Traveling is great. It opens our eyes. We experience new customs, accents, faces, colors, types of light, smells, foods, and unique textures. When we return home, we see our home in a new way.
When I was a student, I loved traveling, so I figured out how to travel while I was studying (and get loans or scholarships to help with the funding). I studied at Lacoste School of the Arts in Provence, France (now SCAD) and SACI in Florence, Italy. Both places were exceptionally beautiful, and I was privileged to have inspiring teachers. I took photography, painting, stone carving, poetry, art restoration, life drawing, and more painting. France was a great place to take photos. There were cobblestone streets, gnarled trees, shaded pathways. Everywhere I looked was an opportunity, but the feeling of being in another country was something more elusive and difficult to capture.

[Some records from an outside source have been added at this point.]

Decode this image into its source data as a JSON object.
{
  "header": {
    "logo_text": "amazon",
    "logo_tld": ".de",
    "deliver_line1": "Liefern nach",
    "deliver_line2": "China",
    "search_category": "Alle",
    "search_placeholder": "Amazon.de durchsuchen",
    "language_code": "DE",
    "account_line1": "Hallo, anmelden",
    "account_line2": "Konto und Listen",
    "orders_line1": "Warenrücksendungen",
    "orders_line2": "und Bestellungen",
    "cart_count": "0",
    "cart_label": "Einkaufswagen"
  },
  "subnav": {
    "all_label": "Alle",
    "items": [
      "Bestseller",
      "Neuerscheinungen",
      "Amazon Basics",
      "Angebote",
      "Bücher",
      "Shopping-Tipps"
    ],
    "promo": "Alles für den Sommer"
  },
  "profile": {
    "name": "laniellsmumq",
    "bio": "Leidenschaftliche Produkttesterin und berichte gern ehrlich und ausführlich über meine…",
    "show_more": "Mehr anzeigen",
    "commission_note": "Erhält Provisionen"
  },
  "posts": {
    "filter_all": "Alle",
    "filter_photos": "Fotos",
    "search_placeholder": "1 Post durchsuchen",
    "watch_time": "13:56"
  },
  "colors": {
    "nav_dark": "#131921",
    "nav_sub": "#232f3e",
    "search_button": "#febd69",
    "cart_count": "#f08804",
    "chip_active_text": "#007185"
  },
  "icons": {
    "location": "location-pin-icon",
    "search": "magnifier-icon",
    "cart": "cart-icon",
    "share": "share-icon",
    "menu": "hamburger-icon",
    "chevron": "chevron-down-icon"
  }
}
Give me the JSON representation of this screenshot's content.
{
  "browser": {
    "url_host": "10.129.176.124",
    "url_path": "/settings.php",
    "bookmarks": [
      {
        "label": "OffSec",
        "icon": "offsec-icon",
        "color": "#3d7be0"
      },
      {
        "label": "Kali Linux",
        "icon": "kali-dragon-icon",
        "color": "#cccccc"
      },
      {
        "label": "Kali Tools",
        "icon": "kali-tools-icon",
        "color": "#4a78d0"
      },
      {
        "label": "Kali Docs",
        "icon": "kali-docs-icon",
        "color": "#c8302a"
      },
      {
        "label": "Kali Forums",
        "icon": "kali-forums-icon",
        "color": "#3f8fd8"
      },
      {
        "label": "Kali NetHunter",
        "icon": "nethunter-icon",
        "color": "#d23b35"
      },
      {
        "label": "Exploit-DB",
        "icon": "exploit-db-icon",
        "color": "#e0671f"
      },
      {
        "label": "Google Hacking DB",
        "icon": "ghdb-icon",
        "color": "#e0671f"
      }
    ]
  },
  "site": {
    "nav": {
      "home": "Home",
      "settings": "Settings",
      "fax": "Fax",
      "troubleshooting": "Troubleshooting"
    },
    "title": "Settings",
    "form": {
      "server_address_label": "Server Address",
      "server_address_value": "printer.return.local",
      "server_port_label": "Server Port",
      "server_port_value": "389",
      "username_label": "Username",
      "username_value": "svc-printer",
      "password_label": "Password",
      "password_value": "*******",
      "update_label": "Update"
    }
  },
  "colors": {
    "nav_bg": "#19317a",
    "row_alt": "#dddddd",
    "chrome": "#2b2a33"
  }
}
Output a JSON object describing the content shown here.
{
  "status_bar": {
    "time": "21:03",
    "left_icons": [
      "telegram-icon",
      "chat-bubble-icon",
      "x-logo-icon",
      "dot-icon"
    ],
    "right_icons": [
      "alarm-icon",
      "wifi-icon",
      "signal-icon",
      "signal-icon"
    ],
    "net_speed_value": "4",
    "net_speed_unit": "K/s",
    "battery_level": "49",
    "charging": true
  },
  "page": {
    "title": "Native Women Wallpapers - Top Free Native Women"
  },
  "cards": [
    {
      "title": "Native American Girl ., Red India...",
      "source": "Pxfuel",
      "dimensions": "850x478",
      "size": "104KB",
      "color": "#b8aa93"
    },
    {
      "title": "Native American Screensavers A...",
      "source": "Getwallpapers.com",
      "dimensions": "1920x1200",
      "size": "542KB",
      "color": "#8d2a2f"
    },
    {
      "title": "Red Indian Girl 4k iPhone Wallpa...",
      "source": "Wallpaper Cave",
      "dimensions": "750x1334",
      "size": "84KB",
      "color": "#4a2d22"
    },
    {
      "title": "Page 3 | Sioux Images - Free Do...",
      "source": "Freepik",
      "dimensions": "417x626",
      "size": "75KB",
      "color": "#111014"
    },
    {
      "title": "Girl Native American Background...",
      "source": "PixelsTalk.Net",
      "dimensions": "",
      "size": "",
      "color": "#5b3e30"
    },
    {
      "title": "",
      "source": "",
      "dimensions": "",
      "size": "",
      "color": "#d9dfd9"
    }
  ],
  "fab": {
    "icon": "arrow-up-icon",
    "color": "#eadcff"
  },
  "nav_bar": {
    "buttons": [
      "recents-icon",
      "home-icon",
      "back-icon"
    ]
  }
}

Noticing that I had relied upon eavesdropping as a form of entertainment without ever realizing it was a surprise. Suddenly there was only a patchy guesswork of what a conversation might be about. I was pretty sure the man selling me watermelon was saying that he loved watermelon too, but I wasn’t entirely certain.
I remember coming back from Venice on the train. I was on my own, as my traveling partner had gone ahead. I was observing the hand gestures of the people talking, thinking, “Yes, I know what they are talking about.” I thought they were talking about a shopping trip… or maybe a friend they had visited. Then, I found myself included in the conversation and realized they were talking about the Vince Biennale, which I had missed seeing that very day. At the time I didn’t realize how absurd it was to go to Italy and study art and then miss the Venice Biennale. I was grateful to learn about the Venice Biennale, and look at the catalog, but more than anything I was grateful for that momentary connection on that train ride.
Traveling leaves us with a special sensation. Our minds have been opened, and somewhere in us there is a longing for common ground. We look for faces we recognize, but we don’t find them until we are home again, or make friends on the road.
We are all looking for some form of connection. In the process of creation, we confront the longing for connection, and sometimes, if we are lucky, make peace with ourselves.
Where have you traveled?
How do you think traveling has inspired or changed you?
What has traveling taught you about yourself?
Is there somewhere you are longing to go? What would you do when you get there?